E intanto blocco il tempo su questa carta, e scrivo di te tra questi spazi; sei tu quello che mi infonde il coraggio di prendere in mano una penna e scrivere di giorni inutili e di dolori troppo grandi.
Gli artifizi della mia testa si sono fatti universi, e guarda come cambio, da un giorno all’altro, così velocemente cambio anche io, cambi tu, cambiamo nel vortice che ci guarda perennemente.
Come è facile mutare volto, plasmarsi tra grida silenziose, e guardare speranzosi il baratro sotto di noi, la liberazione eterna.
Sei presente dappertutto. Non solo tra queste pagine.
Ti ritrovo in ogni centimetro della mia pelle, in ogni angolo della mia mente, sempre presente in me, sempre assente fuori.
Non è forse questa l’eternità? Non è questo l’infinito di cui ti parlavo l’altro giorno? L’inafferrabile ritorno di te, mentre sei qui ma non posso davvero stringerti. Materia che rinasce, materia invisibile, e poi così presente, così se stessa…
Ma esisti davvero? Sei frutto della mia mente? E non serve a niente interrogarsi se poi tutto si ferma. È il cambiamento che vogliamo, noi due. Il fuggire da sé stessi, dall’ora e qui che ci siamo creati con i nostri baci. Qualcosa che non dipenda da noi. Qualcosa al di fuori di tutto il prevedibile, ed anche dell’imprevedibile. Forse, qualcosa che assomigli alla tua assenza.
Sei rientrato per un momento nella mia vita e ti ho riconosciuto come fanno le anime fragili. Per un po’ siamo ritornati a guardarci con quella strana intensità piena di luce forte, di spettro micidiale, e per un po’ ho creduto. La mia plastica facciale si deforma sotto l’involucro d’acido delle lacrime e io ti aspetto, sempre più debole, sotto la pioggia.
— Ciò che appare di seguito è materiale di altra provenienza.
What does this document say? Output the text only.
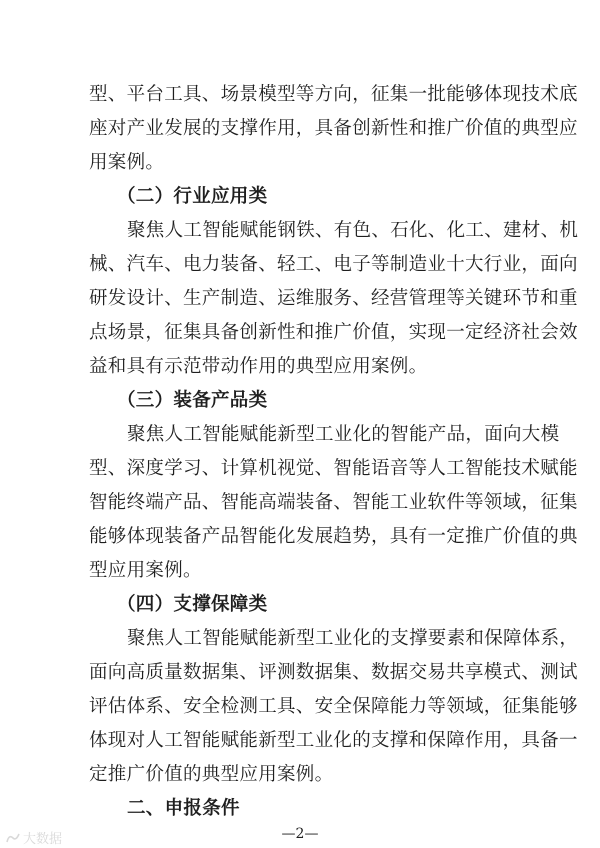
型、平台工具、场景模型等方向，征集一批能够体现技术底
座对产业发展的支撑作用，具备创新性和推广价值的典型应
用案例。
（二）行业应用类
聚焦人工智能赋能钢铁、有色、石化、化工、建材、机
械、汽车、电力装备、轻工、电子等制造业十大行业，面向
研发设计、生产制造、运维服务、经营管理等关键环节和重
点场景，征集具备创新性和推广价值，实现一定经济社会效
益和具有示范带动作用的典型应用案例。
（三）装备产品类
聚焦人工智能赋能新型工业化的智能产品，面向大模
型、深度学习、计算机视觉、智能语音等人工智能技术赋能
智能终端产品、智能高端装备、智能工业软件等领域，征集
能够体现装备产品智能化发展趋势，具有一定推广价值的典
型应用案例。
（四）支撑保障类
聚焦人工智能赋能新型工业化的支撑要素和保障体系，
面向高质量数据集、评测数据集、数据交易共享模式、测试
评估体系、安全检测工具、安全保障能力等领域，征集能够
体现对人工智能赋能新型工业化的支撑和保障作用，具备一
定推广价值的典型应用案例。
二、申报条件
—2—
大数据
Sono solo sprazzi di ricordi quelli che ci tengono legati a fitte reti. Non siamo il mare, noi siamo l’abisso. Siamo il naufragio che ogni tanto si ricorda. Il viaggio che non esiste più, ma che è stato.
Ricordo. Passione che riemerge. Pallida luce.
Siamo annegati, amore, non siamo che corpi morti con le mani intrecciate.
A volte molliamo la presa, a volte ci ritroviamo. Ma più nessuna scintilla, perché non brillano di luce propria. Siamo il riflesso di stelle esplose anni fa. Così doveva essere, così è.
I frammenti non si possono riassemblare senza che se ne intravedano le crepe. Reperti.
Ho provato a scappare, ma la rivista è troppo lontana. Sono condannata a rimanere qui con te. E fa terribilmente male non vederti respirare come un tempo, vicino ai miei seni, fa terribilmente male stare lì a guardarti. A guardarci morire piano.
Vorrei che ritornassimo quelli che eravamo.